Позже я убедился, сколь пророческими были слова отца. Все мы видели восход второй наполеоновской звезды, которая разбудила Италию и Венгрию; и пусть звезда эта закатилась под Седаном, я не верю, что она угасла совсем. Что мне Бисмарк, Гамбетта или Биконсфильд! Несправедливость до тех пор будет царить на земле, пока не явится новый Наполеон.

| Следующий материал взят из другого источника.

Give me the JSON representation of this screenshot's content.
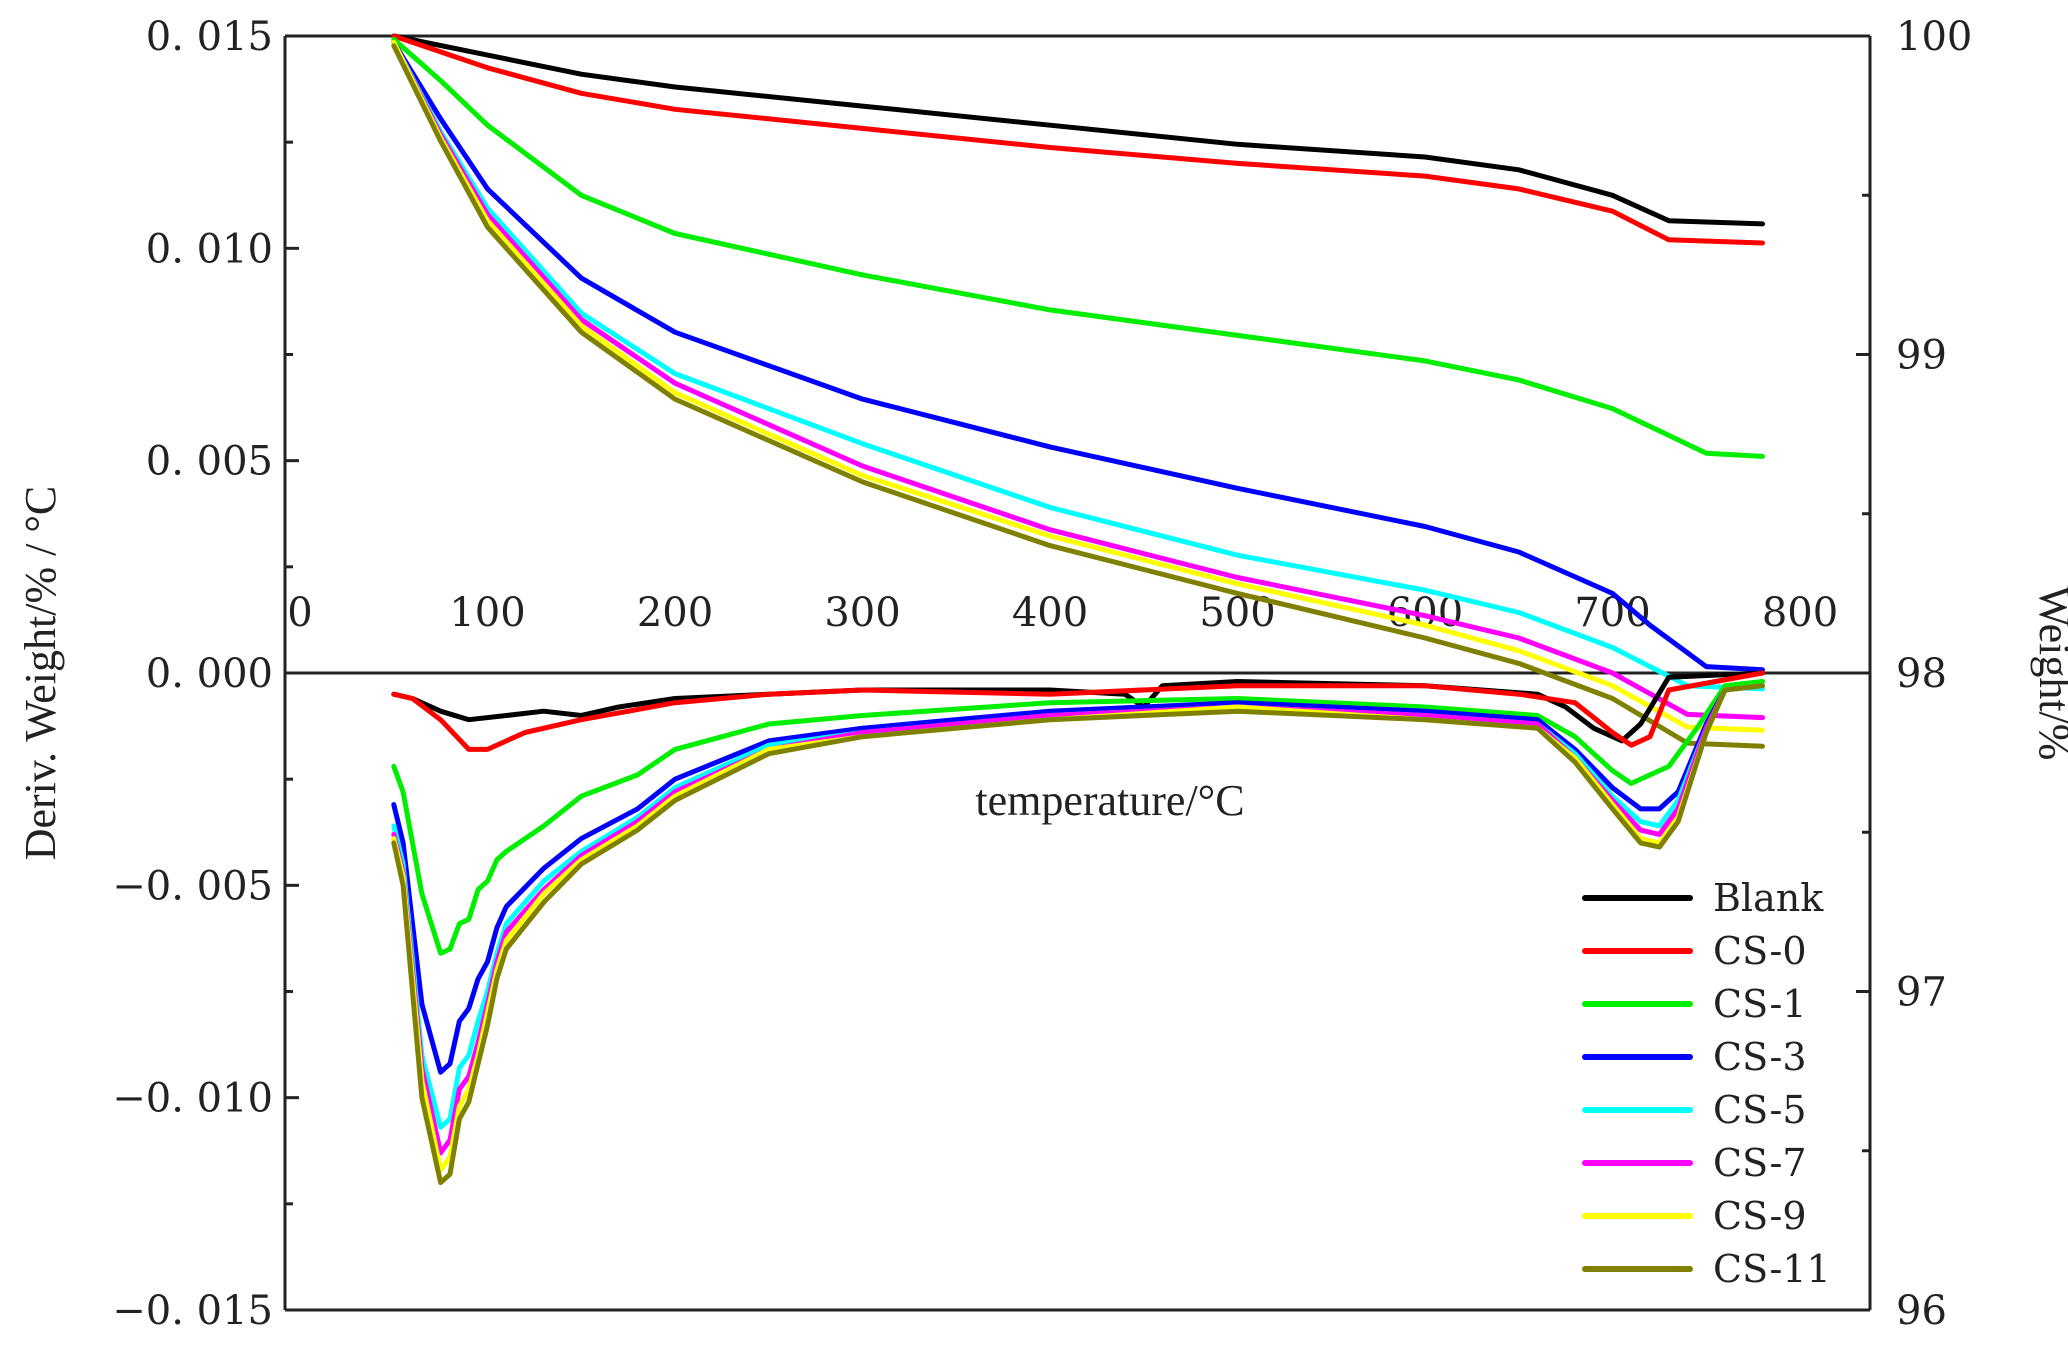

Через несколько месяцев после смерти отца Рачек и Доманский вместе с теткой Зузанной собрались на совет, чтобы решить, что делать со мной. Доманский хотел взять меня к себе в контору и понемногу вывести в чиновники, тетка стояла за ремесло, а Рачек — за зеленную торговлю.
Однако, когда спросили меня, куда бы я хотел пойти, я отвечал: «В магазин».
— Как знать, может быть, это всего лучше, — заметил Рачек. — А к какому купцу?
— К тому, на Подвалье, у которого на дверях сабля, а в окне казак.
— Знаю! — вмешалась тетка. — Он хочет к Минцелю.
— Можно попробовать, — сказал Доманский. — Минцеля мы все знаем.
Рачек в знак согласия сплюнул в самую печь.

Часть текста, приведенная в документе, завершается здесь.